I.          The Evidence Is Sufficient under Jackson v. Virginia

            In his brief, Brandon argues the evidence is legally and factually insufficient.[1] The State was obligated to prove, beyond a reasonable doubt, Brandon intentionally or knowingly caused the death of Norma and Dennis during the same criminal transaction.  Tex. Penal Code Ann. §§ 19.02, 19.03(a)(7)(A) (Vernon 2003 & Supp. 2010).  In reviewing the evidence for sufficiency, we consider the evidence in the light most favorable to the verdict to determine whether any rational trier of fact could have found the essential elements of the crime beyond a reasonable doubt.  Jackson v. Virginia, 443 U.S. 307, 318–19 (1979).  In the Brooks plurality opinion, the Texas Court of Criminal Appeals found “no meaningful distinction between the Jackson v. Virginia legal-sufficiency standard and the Clewis[2] factual-sufficiency standard, and these two standards have become indistinguishable.”  Brooks, 2010 WL 3894613, at *8.  In a concurring opinion, Judge Cochran pointed out that the United States Supreme Court has rejected a legal sufficiency test that requires a finding that “no evidence” supports the verdict because it affords inadequate protection against potential misapplication of the “reasonable doubt” standard in criminal cases.  Id. at *16 (Cochran, J., concurring).  Rather than meeting a mere “no evidence” test, legal sufficiency is judged not by the quantity of evidence, but by the quality of the evidence and the level of certainty it engenders in the fact-finder’s mind.  Id. at *17.  Sufficiency of the evidence claims are measured by the elements of the offense as defined by a hypothetically correct jury charge.  Malik v. State, 953 S.W.2d 234, 240 (Tex. Crim. App. 1997).

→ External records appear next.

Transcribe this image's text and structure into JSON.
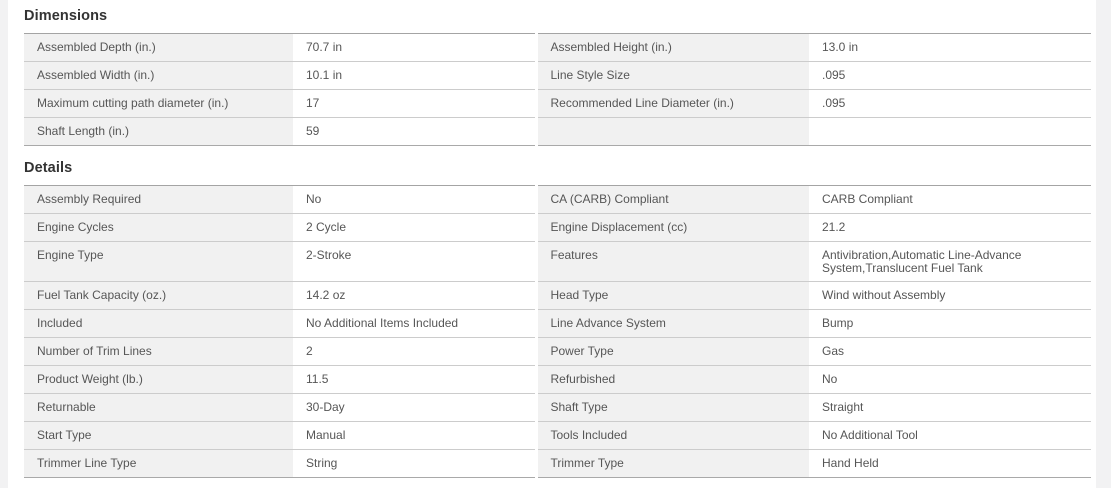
{
  "page": {
    "background_color": "#f2f2f3",
    "card_color": "#ffffff",
    "label_cell_color": "#f1f1f1",
    "text_color": "#565656",
    "title_color": "#333333"
  },
  "sections": [
    {
      "title": "Dimensions",
      "rows": [
        {
          "l_label": "Assembled Depth (in.)",
          "l_value": "70.7 in",
          "r_label": "Assembled Height (in.)",
          "r_value": "13.0 in",
          "tall": false
        },
        {
          "l_label": "Assembled Width (in.)",
          "l_value": "10.1 in",
          "r_label": "Line Style Size",
          "r_value": ".095",
          "tall": false
        },
        {
          "l_label": "Maximum cutting path diameter (in.)",
          "l_value": "17",
          "r_label": "Recommended Line Diameter (in.)",
          "r_value": ".095",
          "tall": false
        },
        {
          "l_label": "Shaft Length (in.)",
          "l_value": "59",
          "r_label": "",
          "r_value": "",
          "tall": false
        }
      ]
    },
    {
      "title": "Details",
      "rows": [
        {
          "l_label": "Assembly Required",
          "l_value": "No",
          "r_label": "CA (CARB) Compliant",
          "r_value": "CARB Compliant",
          "tall": false
        },
        {
          "l_label": "Engine Cycles",
          "l_value": "2 Cycle",
          "r_label": "Engine Displacement (cc)",
          "r_value": "21.2",
          "tall": false
        },
        {
          "l_label": "Engine Type",
          "l_value": "2-Stroke",
          "r_label": "Features",
          "r_value": "Antivibration,Automatic Line-Advance System,Translucent Fuel Tank",
          "tall": true
        },
        {
          "l_label": "Fuel Tank Capacity (oz.)",
          "l_value": "14.2 oz",
          "r_label": "Head Type",
          "r_value": "Wind without Assembly",
          "tall": false
        },
        {
          "l_label": "Included",
          "l_value": "No Additional Items Included",
          "r_label": "Line Advance System",
          "r_value": "Bump",
          "tall": false
        },
        {
          "l_label": "Number of Trim Lines",
          "l_value": "2",
          "r_label": "Power Type",
          "r_value": "Gas",
          "tall": false
        },
        {
          "l_label": "Product Weight (lb.)",
          "l_value": "11.5",
          "r_label": "Refurbished",
          "r_value": "No",
          "tall": false
        },
        {
          "l_label": "Returnable",
          "l_value": "30-Day",
          "r_label": "Shaft Type",
          "r_value": "Straight",
          "tall": false
        },
        {
          "l_label": "Start Type",
          "l_value": "Manual",
          "r_label": "Tools Included",
          "r_value": "No Additional Tool",
          "tall": false
        },
        {
          "l_label": "Trimmer Line Type",
          "l_value": "String",
          "r_label": "Trimmer Type",
          "r_value": "Hand Held",
          "tall": false
        }
      ]
    }
  ]
}
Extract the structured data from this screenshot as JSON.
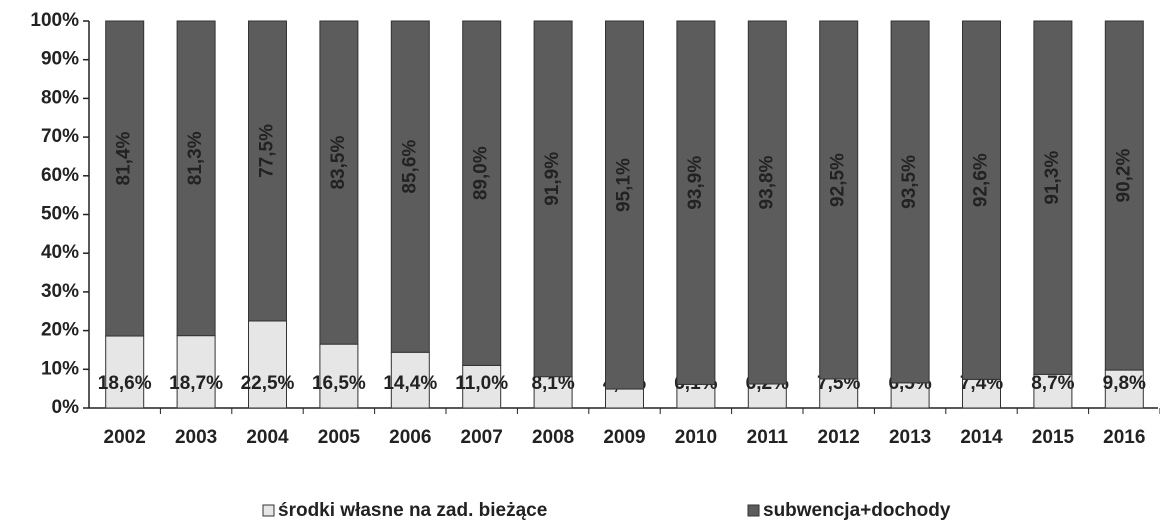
{
  "chart_data": {
    "type": "stacked_bar",
    "categories": [
      "2002",
      "2003",
      "2004",
      "2005",
      "2006",
      "2007",
      "2008",
      "2009",
      "2010",
      "2011",
      "2012",
      "2013",
      "2014",
      "2015",
      "2016"
    ],
    "series": [
      {
        "name": "środki własne na zad. bieżące",
        "color": "#e6e6e6",
        "values": [
          18.6,
          18.7,
          22.5,
          16.5,
          14.4,
          11.0,
          8.1,
          4.9,
          6.1,
          6.2,
          7.5,
          6.5,
          7.4,
          8.7,
          9.8
        ],
        "value_labels": [
          "18,6%",
          "18,7%",
          "22,5%",
          "16,5%",
          "14,4%",
          "11,0%",
          "8,1%",
          "4,9%",
          "6,1%",
          "6,2%",
          "7,5%",
          "6,5%",
          "7,4%",
          "8,7%",
          "9,8%"
        ]
      },
      {
        "name": "subwencja+dochody",
        "color": "#5c5c5c",
        "values": [
          81.4,
          81.3,
          77.5,
          83.5,
          85.6,
          89.0,
          91.9,
          95.1,
          93.9,
          93.8,
          92.5,
          93.5,
          92.6,
          91.3,
          90.2
        ],
        "value_labels": [
          "81,4%",
          "81,3%",
          "77,5%",
          "83,5%",
          "85,6%",
          "89,0%",
          "91,9%",
          "95,1%",
          "93,9%",
          "93,8%",
          "92,5%",
          "93,5%",
          "92,6%",
          "91,3%",
          "90,2%"
        ]
      }
    ],
    "ylim": [
      0,
      100
    ],
    "yticks": [
      {
        "value": 0,
        "label": "0%"
      },
      {
        "value": 10,
        "label": "10%"
      },
      {
        "value": 20,
        "label": "20%"
      },
      {
        "value": 30,
        "label": "30%"
      },
      {
        "value": 40,
        "label": "40%"
      },
      {
        "value": 50,
        "label": "50%"
      },
      {
        "value": 60,
        "label": "60%"
      },
      {
        "value": 70,
        "label": "70%"
      },
      {
        "value": 80,
        "label": "80%"
      },
      {
        "value": 90,
        "label": "90%"
      },
      {
        "value": 100,
        "label": "100%"
      }
    ],
    "grid": false
  }
}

            A.        The Circumstantial Evidence of Guilt

                        1.         The Crime Scene

            Charla Woodruff, Brandon’s sister, attempted to contact Dennis and Norma by telephone when she reached her college apartment at 11:00 p.m. on the night of the murders.[3]  Several other family members, including Brandon, attempted to contact Dennis and Norma.  The following day, the police were requested to conduct a welfare check.  Although no one responded to the police officers, the police did not force entry into the residence.  At the request of Linda Matthews, Brandon’s aunt, Todd Williams forced entry into the residence and discovered the deceased. 

            The crime scene indicated Dennis and Norma were killed without a significant struggle. They were sitting next to each other on their living room couch, covered in blood, and obviously dead.  Dennis’ spit cup was still in his hand.  Norma was found seated facing her husband, and the police theorized that Norma may have been attempting to duck behind her husband.  The crime scene investigation did not reveal any signs of forced entry, any signs of a struggle, or any signs the house had been ransacked.